The idea that we all just need to let our ears break in and that the cable is just "sitting there" is absurd.

Anyone who listens to classical or opera music and has good discs (along with good ears) could hear that particular break in. Actually, when your ears start to bleed, you won’t need any other confirmation, and Nordost - more than any other brand - will sear your ears in its early weeks.
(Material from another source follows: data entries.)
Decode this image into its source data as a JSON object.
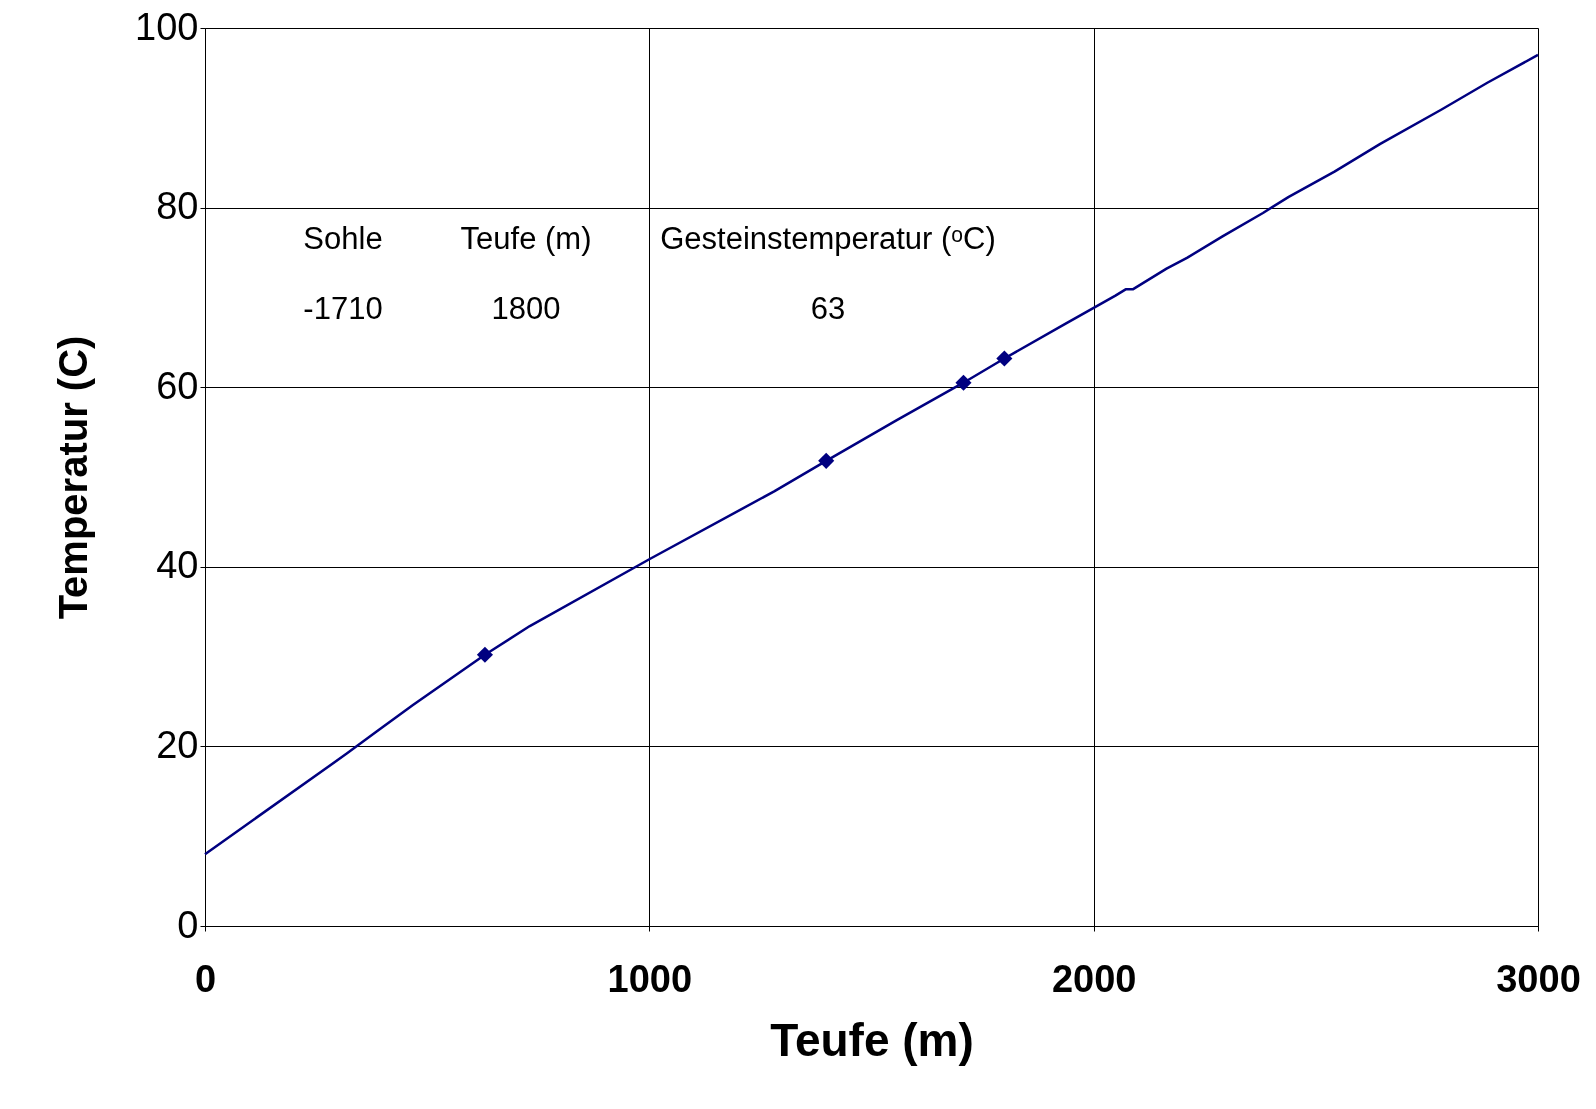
{
  "chart_data": {
    "type": "line",
    "xlabel": "Teufe (m)",
    "ylabel": "Temperatur (C)",
    "xlim": [
      0,
      3000
    ],
    "xticks": [
      0,
      1000,
      2000,
      3000
    ],
    "ylim": [
      0,
      100
    ],
    "yticks": [
      0,
      20,
      40,
      60,
      80,
      100
    ],
    "grid": true,
    "series": [
      {
        "color": "#000080",
        "marker": "none",
        "x": [
          0,
          319,
          387,
          468,
          630,
          731,
          1002,
          1281,
          1398,
          1556,
          1707,
          1799,
          1934,
          2049,
          2072,
          2088,
          2164,
          2210,
          2290,
          2381,
          2439,
          2542,
          2645,
          2782,
          2886,
          3000
        ],
        "values": [
          8.0,
          19.2,
          21.7,
          24.6,
          30.2,
          33.4,
          40.9,
          48.4,
          51.8,
          56.3,
          60.5,
          63.2,
          67.0,
          70.2,
          70.9,
          70.9,
          73.2,
          74.4,
          76.8,
          79.4,
          81.2,
          84.0,
          87.1,
          90.9,
          93.9,
          97.0
        ]
      },
      {
        "type": "scatter",
        "color": "#000080",
        "marker": "diamond",
        "x": [
          630,
          1398,
          1707,
          1799
        ],
        "values": [
          30.2,
          51.8,
          60.5,
          63.2
        ]
      }
    ],
    "annotations": [
      "Sohle",
      "Teufe (m)",
      "Gesteinstemperatur (ᵒC)",
      "-1710",
      "1800",
      "63"
    ]
  }
}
I have never been a fan of people commenting on something they’ve never heard and just commenting on the "theory" of it all, as if that explains the good (or the bad) of anything. Empirical evidence seems to no longer be the order of the day in audio, quite contrary to what it was like 30 years ago, when people actually listened to a component before commenting on it. This thread if full of people giving their opinion and passing it off as fact, when doing the experiment of listening would prove how wrong they are.

Explain please @ozzy 

if the cd player is playing it outputs signal thru the interconnects. If you don’t hear it because the preamp is off it doesn’t mean the signal isn’t flowing. 
If a tree falls in a forest and no one’s around to hear it, does it make a sound?

Audiphile1,

Yes, it does!

If you do not connect the wire to the battery, then how does the current flow?

Come on, you are smarter than that.

ozzy

@ozzy I stand corrected. Somehow I thought if the preamp is in standby there will be current flow because some of the circuits are kept alive in the preamp but no. I just measured the interconnects with my integrated and there’s zero magnetic field when it’s in standby. You are correct sir!